Lo más importante ahora es dejar que el cactus se seque, pero si las raíces ya han estado dos días en agua y el tallo empezó a ablandarse, es demasiado tarde para salvarlas. El ablandamiento y la translucidez son síntomas de pudrición, ya ha comenzado a desarrollarse. Tienes que cortar todo lo afectado hasta llegar al tejido vivo con un cuchillo o cuchilla afilados y limpios. El tejido sano del cactus debe ser firme y de color claro en el corte. Corta hasta lo vivo: después de esto puede crecer una nueva planta.
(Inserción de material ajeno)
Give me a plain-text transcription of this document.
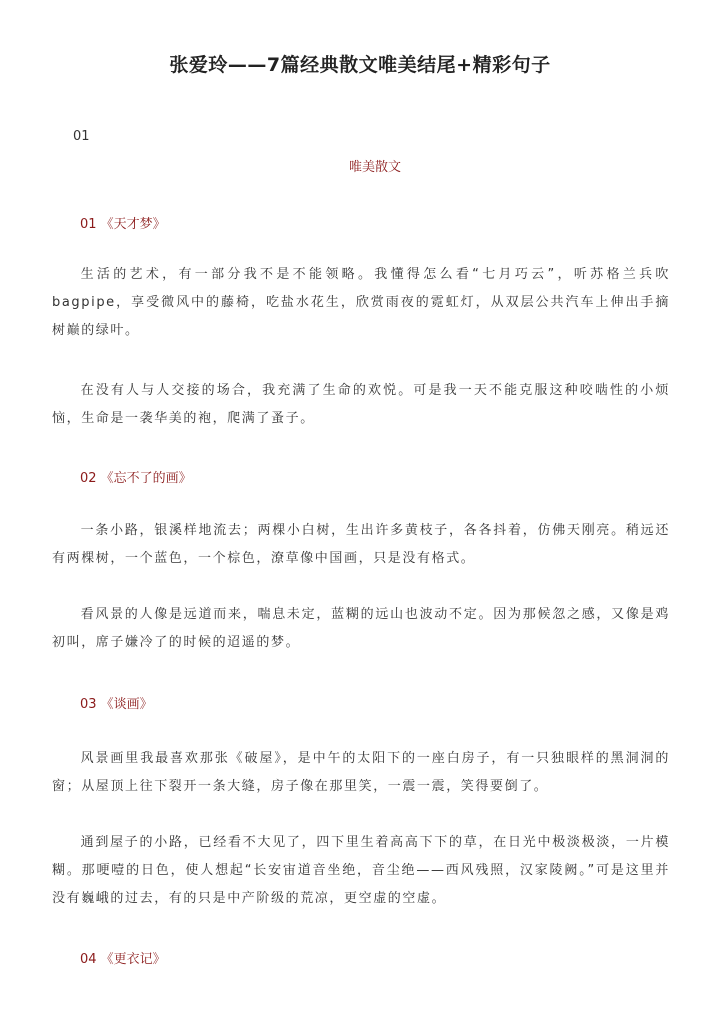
张爱玲——7篇经典散文唯美结尾+精彩句子
01
唯美散文
01 《天才梦》

生活的艺术，有一部分我不是不能领略。我懂得怎么看“七月巧云”，听苏格兰兵吹bagpipe，享受微风中的藤椅，吃盐水花生，欣赏雨夜的霓虹灯，从双层公共汽车上伸出手摘树巅的绿叶。

在没有人与人交接的场合，我充满了生命的欢悦。可是我一天不能克服这种咬啮性的小烦恼，生命是一袭华美的袍，爬满了蚤子。

02 《忘不了的画》

一条小路，银溪样地流去；两棵小白树，生出许多黄枝子，各各抖着，仿佛天刚亮。稍远还有两棵树，一个蓝色，一个棕色，潦草像中国画，只是没有格式。

看风景的人像是远道而来，喘息未定，蓝糊的远山也波动不定。因为那候忽之感，又像是鸡初叫，席子嫌冷了的时候的迢遥的梦。

03 《谈画》

风景画里我最喜欢那张《破屋》，是中午的太阳下的一座白房子，有一只独眼样的黑洞洞的窗；从屋顶上往下裂开一条大缝，房子像在那里笑，一震一震，笑得要倒了。

通到屋子的小路，已经看不大见了，四下里生着高高下下的草，在日光中极淡极淡，一片模糊。那哽噎的日色，使人想起“长安宙道音坐绝，音尘绝——西风残照，汉家陵阙。”可是这里并没有巍峨的过去，有的只是中产阶级的荒凉，更空虚的空虚。

04 《更衣记》
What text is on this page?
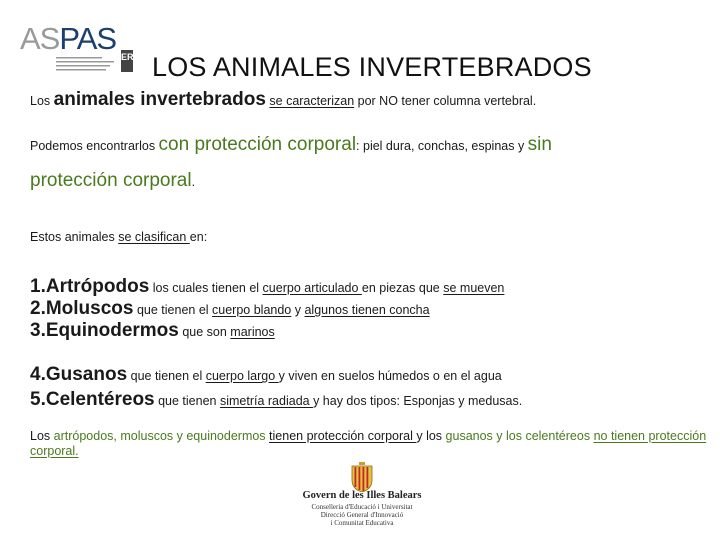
ASPAS
ER LOS ANIMALES INVERTEBRADOS
Los animales invertebrados se caracterizan por NO tener columna vertebral.
Podemos encontrarlos con protección corporal: piel dura, conchas, espinas y sin
protección corporal.
Estos animales se clasifican en:
1.Artrópodos los cuales tienen el cuerpo articulado en piezas que se mueven
2.Moluscos que tienen el cuerpo blando y algunos tienen concha
3.Equinodermos que son marinos
4.Gusanos que tienen el cuerpo largo y viven en suelos húmedos o en el agua
5.Celentéreos que tienen simetría radiada y hay dos tipos: Esponjas y medusas.
Los artrópodos, moluscos y equinodermos tienen protección corporal y los gusanos y los celentéreos no tienen protección corporal.
Govern de les Illes Balears
Conselleria d'Educació i Universitat
Direcció General d'Innovació
i Comunitat Educativa
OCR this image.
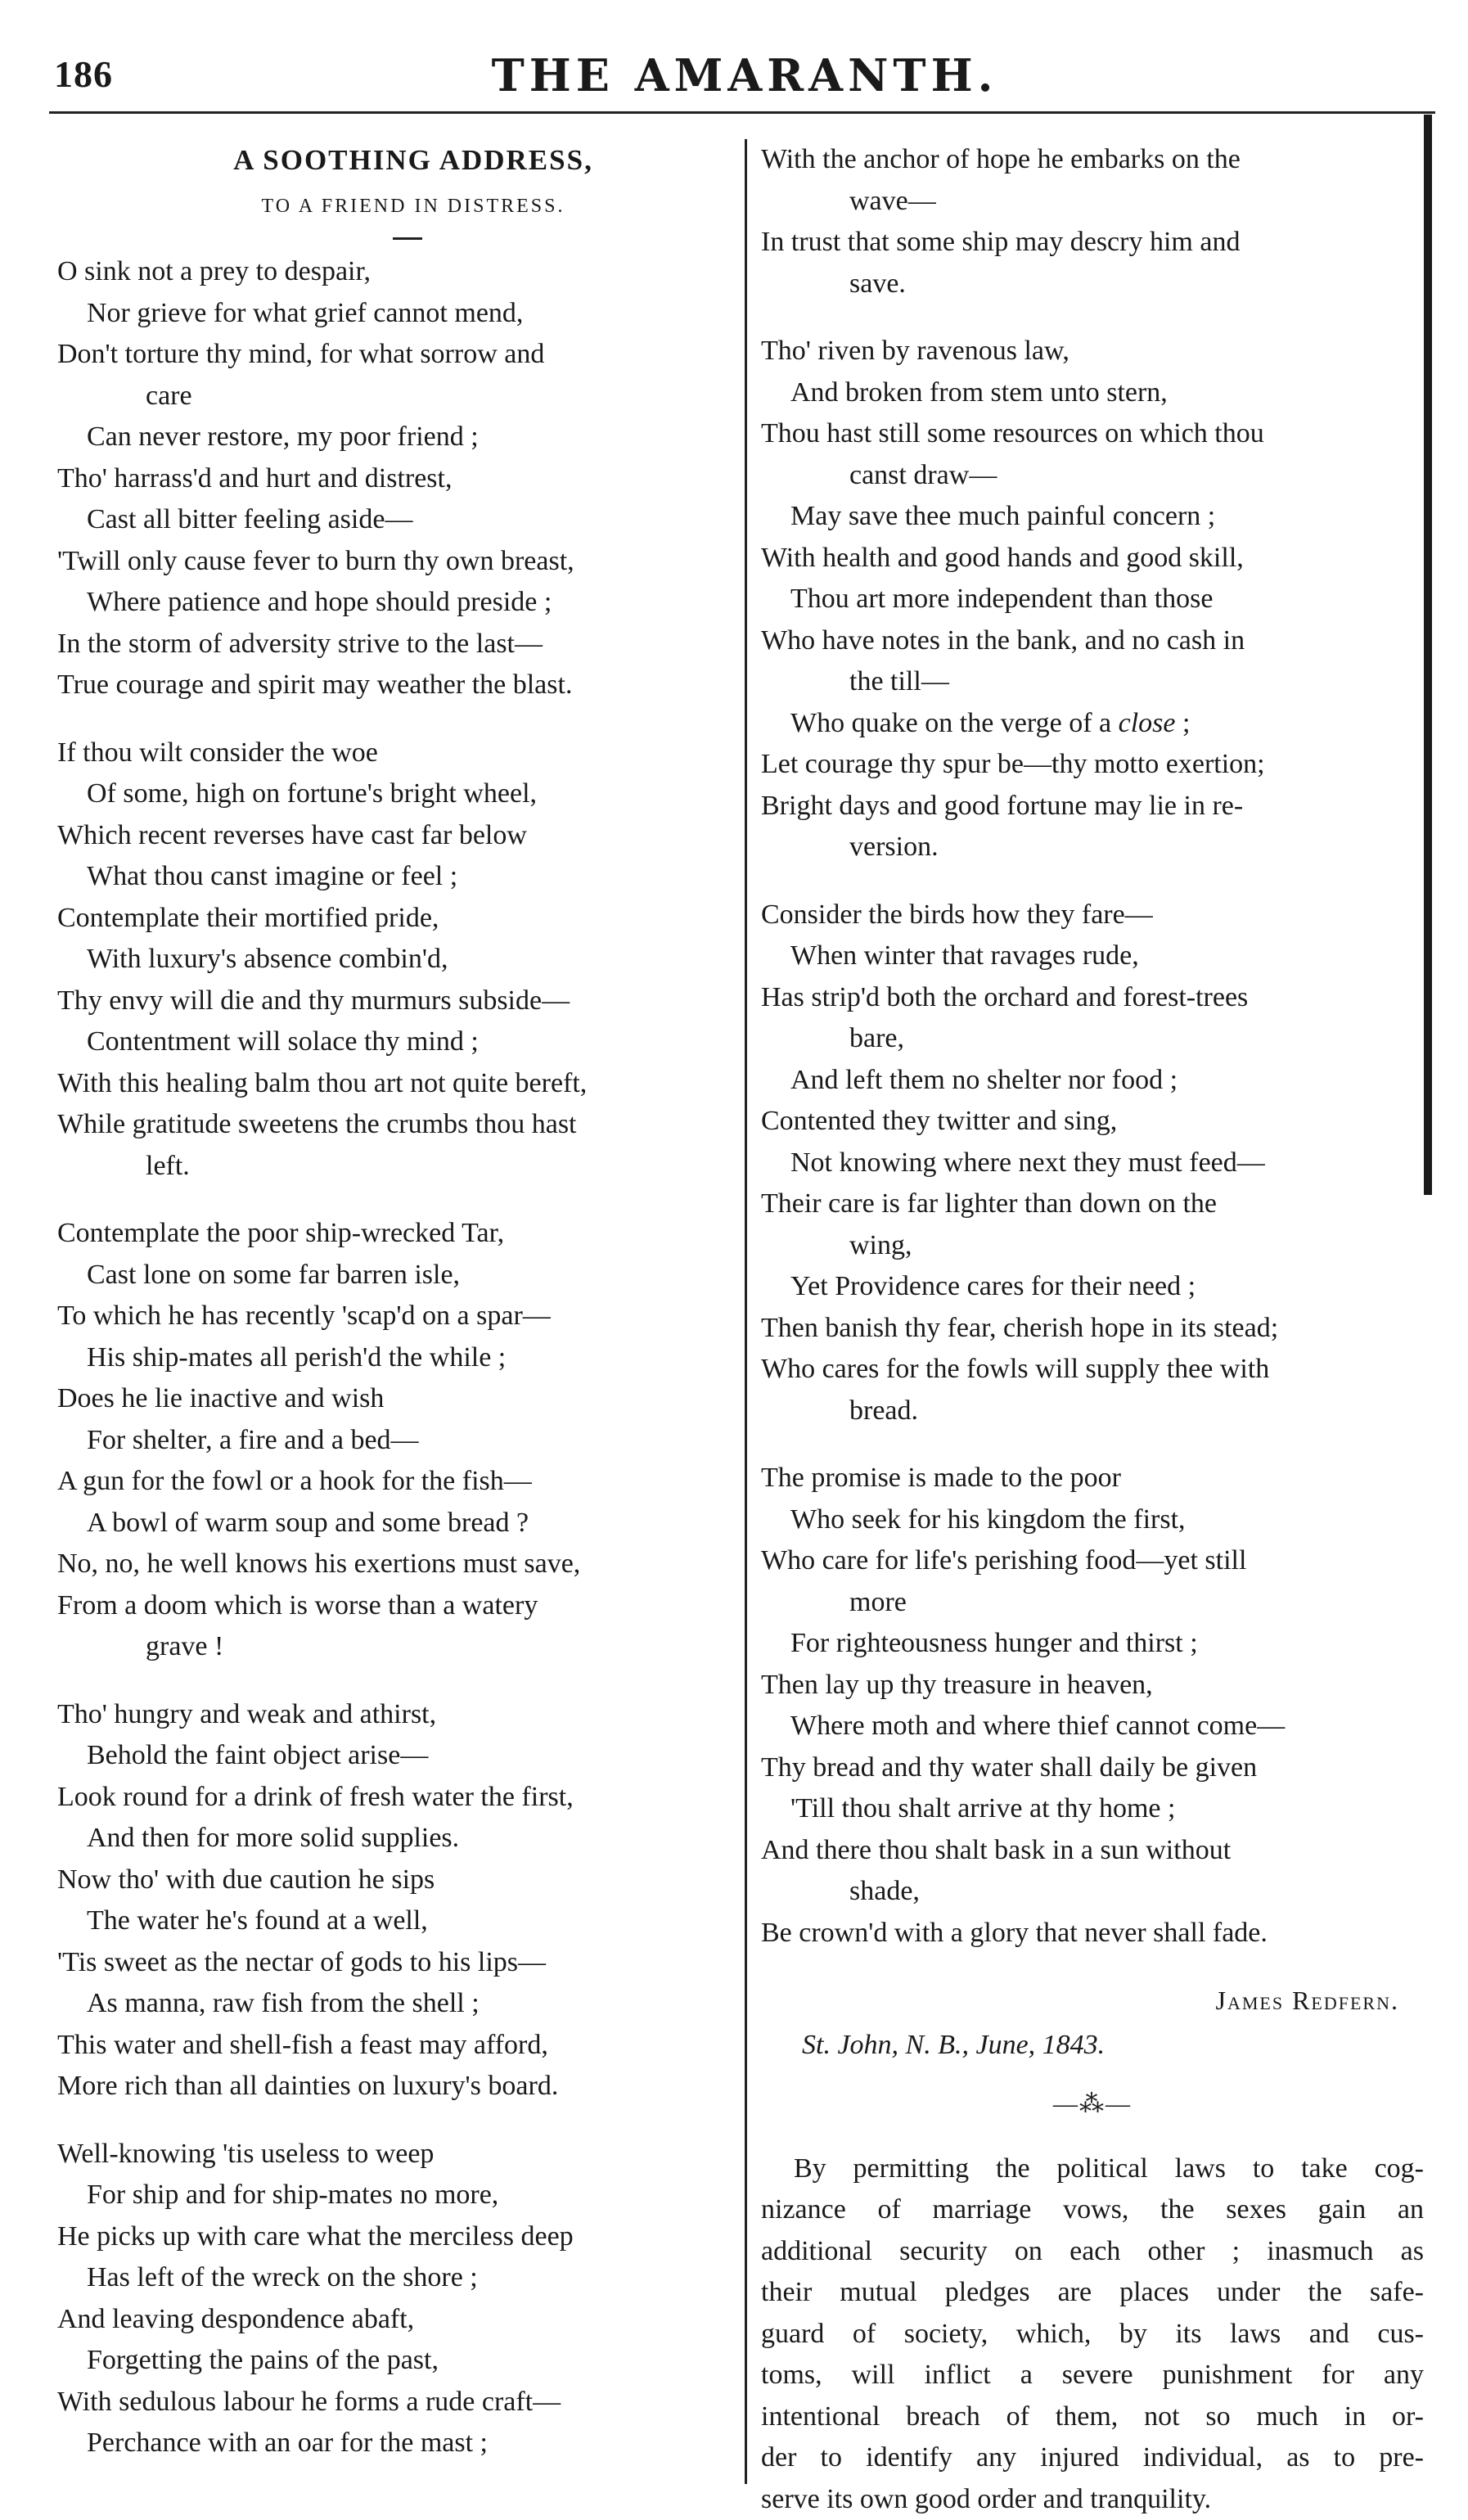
186	THE AMARANTH.
A SOOTHING ADDRESS,
TO A FRIEND IN DISTRESS.
O sink not a prey to despair,
Nor grieve for what grief cannot mend,
Don't torture thy mind, for what sorrow and
care
Can never restore, my poor friend ;
Tho' harrass'd and hurt and distrest,
Cast all bitter feeling aside—
'Twill only cause fever to burn thy own breast,
Where patience and hope should preside ;
In the storm of adversity strive to the last—
True courage and spirit may weather the blast.
If thou wilt consider the woe
Of some, high on fortune's bright wheel,
Which recent reverses have cast far below
What thou canst imagine or feel ;
Contemplate their mortified pride,
With luxury's absence combin'd,
Thy envy will die and thy murmurs subside—
Contentment will solace thy mind ;
With this healing balm thou art not quite bereft,
While gratitude sweetens the crumbs thou hast
left.
Contemplate the poor ship-wrecked Tar,
Cast lone on some far barren isle,
To which he has recently 'scap'd on a spar—
His ship-mates all perish'd the while ;
Does he lie inactive and wish
For shelter, a fire and a bed—
A gun for the fowl or a hook for the fish—
A bowl of warm soup and some bread ?
No, no, he well knows his exertions must save,
From a doom which is worse than a watery
grave !
Tho' hungry and weak and athirst,
Behold the faint object arise—
Look round for a drink of fresh water the first,
And then for more solid supplies.
Now tho' with due caution he sips
The water he's found at a well,
'Tis sweet as the nectar of gods to his lips—
As manna, raw fish from the shell ;
This water and shell-fish a feast may afford,
More rich than all dainties on luxury's board.
Well-knowing 'tis useless to weep
For ship and for ship-mates no more,
He picks up with care what the merciless deep
Has left of the wreck on the shore ;
And leaving despondence abaft,
Forgetting the pains of the past,
With sedulous labour he forms a rude craft—
Perchance with an oar for the mast ;
With the anchor of hope he embarks on the
wave—
In trust that some ship may descry him and
save.
Tho' riven by ravenous law,
And broken from stem unto stern,
Thou hast still some resources on which thou
canst draw—
May save thee much painful concern ;
With health and good hands and good skill,
Thou art more independent than those
Who have notes in the bank, and no cash in
the till—
Who quake on the verge of a close ;
Let courage thy spur be—thy motto exertion;
Bright days and good fortune may lie in re-
version.
Consider the birds how they fare—
When winter that ravages rude,
Has strip'd both the orchard and forest-trees
bare,
And left them no shelter nor food ;
Contented they twitter and sing,
Not knowing where next they must feed—
Their care is far lighter than down on the
wing,
Yet Providence cares for their need ;
Then banish thy fear, cherish hope in its stead;
Who cares for the fowls will supply thee with
bread.
The promise is made to the poor
Who seek for his kingdom the first,
Who care for life's perishing food—yet still
more
For righteousness hunger and thirst ;
Then lay up thy treasure in heaven,
Where moth and where thief cannot come—
Thy bread and thy water shall daily be given
'Till thou shalt arrive at thy home ;
And there thou shalt bask in a sun without
shade,
Be crown'd with a glory that never shall fade.
James Redfern.
St. John, N. B., June, 1843.
—⁂—
By permitting the political laws to take cog-
nizance of marriage vows, the sexes gain an
additional security on each other ; inasmuch as
their mutual pledges are places under the safe-
guard of society, which, by its laws and cus-
toms, will inflict a severe punishment for any
intentional breach of them, not so much in or-
der to identify any injured individual, as to pre-
serve its own good order and tranquility.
Después de cortar, deja los cortes reposar en un lugar seco durante 5 o 7 horas para que se sequen y cicatricen. Luego planta en tierra completamente seca y suelta para cactus (o haz la tuya mezclando arena, perlita y tierra a partes iguales). La maceta necesita drenaje, y durante las primeras dos semanas no riegues en absoluto, solo rocía el aire alrededor si hace mucho calor. Luz brillante pero sin sol directo, temperatura por encima de 20 grados.
Aunque el cactus se vea mal por fuera después del corte, es normal: lo importante es que la parte restante puede echar raíces y recuperarse. Empieza a regar solo después de un mes, muy poco, y solo si la tierra está completamente seca. Los cactus en este período son muy vulnerables a la pudrición nuevamente.